Liberalism in mainland Europe tended to lack the necessary mix of a strong liberal party and wide popular support that it enjoyed in Britain. The Revolutionary and Napoleonic governments in France followed liberal programs with the abolition of feudalism and the modernisation of the moribund system of the ancient regime. However, following the Bourbon Restoration of 1815, French liberals were embroiled in a long struggle to secure constitutional liberties and an expanded popular role in government under a re-established monarchy, not accomplished until the creation of the Third Republic in 1871.   

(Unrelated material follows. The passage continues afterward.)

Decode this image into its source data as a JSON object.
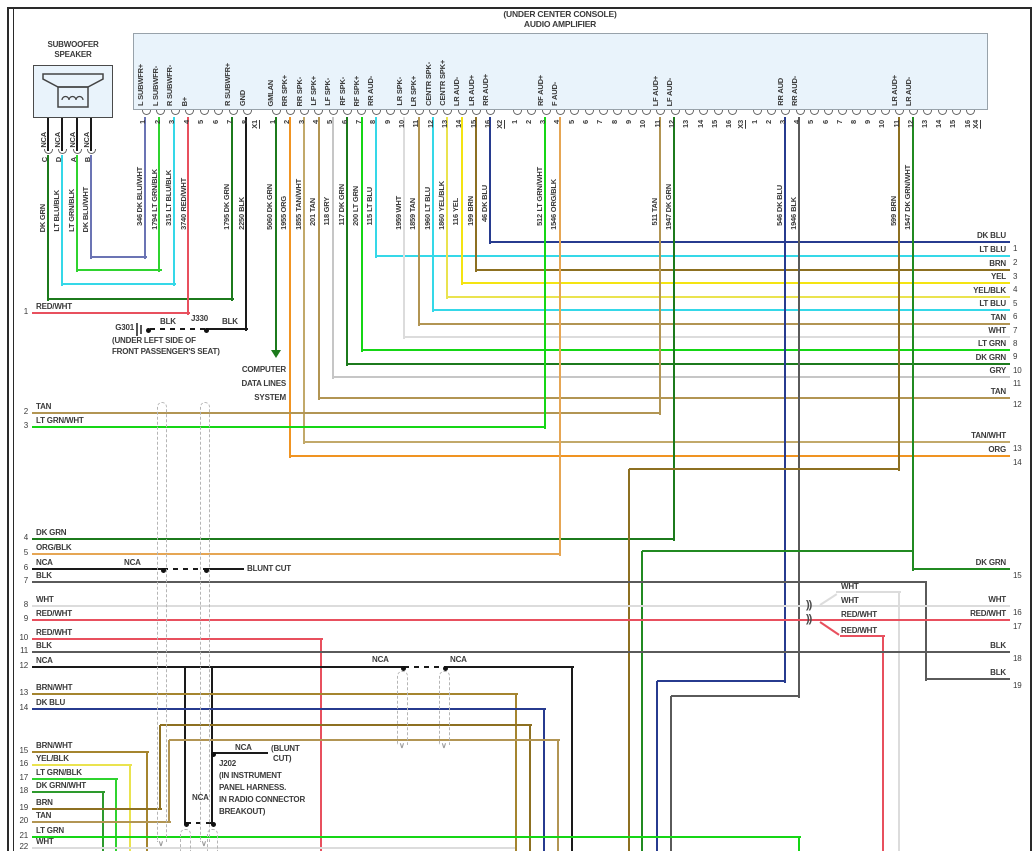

Across Europe and the Western world, liberalism fired nationalistic desires for the formation of unified, independent, constitutional states with their own parliaments and the rule of law. The most obvious proponents of this liberal attack on authoritarian rule were the Founding Fathers of the US, the revolutionary Simon Bolivar in Latin America, the Italian Risorgimento, and Lajos Kossuth in Hungary. However, the failure of the 1848 revolutions demonstrated the relative weakness of liberalism in mainland Europe. The liberals’ failure to unify the Germanic states in the middle of the 19th century was largely due to the reactionary stance of Austria and the pre-eminent position of a militaristic Prussia. Italian unification did not occur until the 1860s because of opposition from the Roman Catholic Church and the armies of Austria and France.

The USA was different, as it did not possess a monarchy, an aristocracy, or an established church that liberalism could rally against. Rather, liberalism was so well embedded in the USA’s political culture, structure, and legal system that there was not an obvious part for a liberal party to play until the 20th century.

Conclusion

Liberalism played a transformative role in Europe during the 19th century. Classical liberalism provided ideological legitimisation for modernisation and industrialisation which brought major changes. Feudalism ended, aristocrats lost their privileges, and monarchs were stripped of absolute power. The static economies of the Middle Ages were supplanted by capitalism, and the middle class was freed to use its energy to expand the means of production and dramatically increase the wealth of society. As liberals curtailed the power of kings, they brought the notion of constitutional government, accountable to the citizenry via elected representatives, into life.